Below is a complete, ready-to-use career change resume example. Everything here is written in plain English and formatted so it reads cleanly through Applicant Tracking Systems (ATS). Copy what fits your situation, change the parts that don't, and build the full resume free in our resume builder — no sign-up, no fee to download.

Resume summary for a career change role

Your summary sits at the top of the resume and tells a hiring manager who you are in two or three sentences. Here is one you can start from:

Experienced professional pursuing a focused career change into new, bringing transferable skills built across years of work in another field. Strong on adaptability, learning quickly, and applying experience in new ways. Looking to bring fresh perspective and a serious commitment to a new role.

Swap in the kind of role you're applying for and adjust the details to match your real experience. Keep it honest — the goal is to sound like yourself on your best day, not someone else.

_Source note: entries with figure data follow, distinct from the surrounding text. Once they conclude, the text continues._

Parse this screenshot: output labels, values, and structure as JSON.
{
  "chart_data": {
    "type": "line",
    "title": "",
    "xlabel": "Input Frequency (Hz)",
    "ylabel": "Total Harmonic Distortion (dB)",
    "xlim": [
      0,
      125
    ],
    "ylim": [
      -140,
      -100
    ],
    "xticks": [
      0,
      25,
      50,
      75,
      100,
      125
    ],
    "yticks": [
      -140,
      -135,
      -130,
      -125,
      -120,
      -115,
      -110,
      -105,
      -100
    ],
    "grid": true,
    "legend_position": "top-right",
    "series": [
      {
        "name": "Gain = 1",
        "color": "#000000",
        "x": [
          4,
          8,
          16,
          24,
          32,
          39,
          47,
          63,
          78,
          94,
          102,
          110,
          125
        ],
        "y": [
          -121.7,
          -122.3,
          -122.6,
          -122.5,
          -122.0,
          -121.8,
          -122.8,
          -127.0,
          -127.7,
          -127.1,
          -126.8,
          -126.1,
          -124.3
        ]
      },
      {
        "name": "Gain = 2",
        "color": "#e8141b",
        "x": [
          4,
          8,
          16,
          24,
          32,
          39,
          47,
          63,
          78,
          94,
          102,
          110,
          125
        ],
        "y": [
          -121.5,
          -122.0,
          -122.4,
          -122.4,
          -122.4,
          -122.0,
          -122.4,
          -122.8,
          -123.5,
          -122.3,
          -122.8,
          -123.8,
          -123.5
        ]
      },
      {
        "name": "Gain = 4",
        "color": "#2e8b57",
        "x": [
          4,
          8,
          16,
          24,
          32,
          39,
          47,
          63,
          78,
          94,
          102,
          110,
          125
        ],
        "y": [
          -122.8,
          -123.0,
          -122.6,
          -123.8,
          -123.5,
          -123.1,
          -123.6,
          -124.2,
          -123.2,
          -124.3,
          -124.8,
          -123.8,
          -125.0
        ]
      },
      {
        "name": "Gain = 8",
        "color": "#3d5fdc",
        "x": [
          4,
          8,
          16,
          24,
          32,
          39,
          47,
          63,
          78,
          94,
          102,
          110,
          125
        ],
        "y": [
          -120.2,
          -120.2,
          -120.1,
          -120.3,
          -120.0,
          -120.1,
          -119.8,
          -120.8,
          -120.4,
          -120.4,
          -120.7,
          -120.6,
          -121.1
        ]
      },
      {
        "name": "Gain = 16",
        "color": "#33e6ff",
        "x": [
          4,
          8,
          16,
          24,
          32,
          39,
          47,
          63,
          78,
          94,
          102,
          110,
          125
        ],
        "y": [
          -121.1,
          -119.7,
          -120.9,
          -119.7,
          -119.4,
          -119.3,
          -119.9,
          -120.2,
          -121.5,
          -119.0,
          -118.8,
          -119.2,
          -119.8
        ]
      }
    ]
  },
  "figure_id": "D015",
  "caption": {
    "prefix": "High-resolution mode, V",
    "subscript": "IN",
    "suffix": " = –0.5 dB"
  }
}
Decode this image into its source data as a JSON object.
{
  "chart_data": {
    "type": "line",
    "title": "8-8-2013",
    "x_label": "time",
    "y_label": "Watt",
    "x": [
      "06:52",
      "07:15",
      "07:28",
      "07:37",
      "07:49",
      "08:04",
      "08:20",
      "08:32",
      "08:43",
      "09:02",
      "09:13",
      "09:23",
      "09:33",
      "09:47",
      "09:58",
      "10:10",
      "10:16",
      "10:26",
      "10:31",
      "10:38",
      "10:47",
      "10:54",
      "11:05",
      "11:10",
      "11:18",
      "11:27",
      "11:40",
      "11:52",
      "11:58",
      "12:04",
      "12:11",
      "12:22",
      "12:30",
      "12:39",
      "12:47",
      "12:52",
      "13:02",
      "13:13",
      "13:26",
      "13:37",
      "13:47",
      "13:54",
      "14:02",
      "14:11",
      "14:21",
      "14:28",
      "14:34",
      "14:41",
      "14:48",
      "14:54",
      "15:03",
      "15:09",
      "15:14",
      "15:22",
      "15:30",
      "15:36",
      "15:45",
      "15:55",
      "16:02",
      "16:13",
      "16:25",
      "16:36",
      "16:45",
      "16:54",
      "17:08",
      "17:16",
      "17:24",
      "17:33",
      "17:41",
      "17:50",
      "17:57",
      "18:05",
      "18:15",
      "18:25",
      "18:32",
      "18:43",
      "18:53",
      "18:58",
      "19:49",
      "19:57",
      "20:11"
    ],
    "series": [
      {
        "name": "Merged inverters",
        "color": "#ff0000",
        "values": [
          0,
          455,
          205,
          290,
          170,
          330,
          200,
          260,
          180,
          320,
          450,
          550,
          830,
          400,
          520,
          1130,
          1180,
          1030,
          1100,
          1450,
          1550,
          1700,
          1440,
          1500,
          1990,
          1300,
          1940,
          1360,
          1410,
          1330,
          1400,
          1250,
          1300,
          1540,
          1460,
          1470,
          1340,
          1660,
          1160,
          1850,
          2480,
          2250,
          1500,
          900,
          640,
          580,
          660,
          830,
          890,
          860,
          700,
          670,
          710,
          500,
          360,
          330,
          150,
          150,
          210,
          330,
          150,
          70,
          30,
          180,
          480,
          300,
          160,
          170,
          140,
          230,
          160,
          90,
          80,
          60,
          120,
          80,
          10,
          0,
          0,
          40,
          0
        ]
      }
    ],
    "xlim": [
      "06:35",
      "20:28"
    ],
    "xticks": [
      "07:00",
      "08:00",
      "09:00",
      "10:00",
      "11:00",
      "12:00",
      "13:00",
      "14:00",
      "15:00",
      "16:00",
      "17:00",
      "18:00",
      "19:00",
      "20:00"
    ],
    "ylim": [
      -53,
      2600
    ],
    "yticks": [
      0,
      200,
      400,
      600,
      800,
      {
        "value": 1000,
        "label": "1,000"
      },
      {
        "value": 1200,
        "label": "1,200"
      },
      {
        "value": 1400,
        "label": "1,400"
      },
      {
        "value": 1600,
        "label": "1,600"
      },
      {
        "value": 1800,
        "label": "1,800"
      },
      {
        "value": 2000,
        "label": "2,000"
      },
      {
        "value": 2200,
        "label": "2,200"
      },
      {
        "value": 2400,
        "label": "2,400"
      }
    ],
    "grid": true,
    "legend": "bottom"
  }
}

Skills to list on a career change resume

These are the skills employers in this line of work actually look for. Pick the ones that are true for you and put them in a short, scannable list:

  • Transferable skills from previous career
  • Adaptability and willingness to start fresh
  • Strong written and verbal communication
  • Project management experience
  • Customer or client service in another field
  • Microsoft Office and Google Workspace
  • Problem-solving across different contexts
  • Mentoring and training others
  • Self-directed learning and certifications
  • Reliable and professional

Experience bullet points for a career change resume

Each line below starts with a strong action verb and describes something you did and the result. Use the ones that match your history, and put real numbers in wherever you can:

  • Built years of experience in a previous field that translates directly into this new path
  • Completed self-directed learning, online courses, or certifications related to the new role
  • Volunteered, freelanced, or shadowed in the new field to build hands-on exposure
  • Managed projects, deadlines, and stakeholders in the previous career
  • Worked with customers, clients, or partners in ways that translate across industries
  • Mentored or trained junior colleagues, showing the ability to communicate clearly
  • Adapted to new systems, software, and team structures multiple times in past roles
  • Built and maintained strong professional relationships and references
  • Took on stretch assignments outside of comfort zone in previous positions
  • Approach this career change as a serious, long-term commitment, not a side step

Build your career change resume free

When you're ready, head to the 360 Quick Resume builder, pick the Career Change role, and these starting points load in automatically. You edit everything to fit you, then download as PDF, Word, or plain text — free, every time. Want more help first? Read how Applicant Tracking Systems read your resume or how to write a resume with little experience.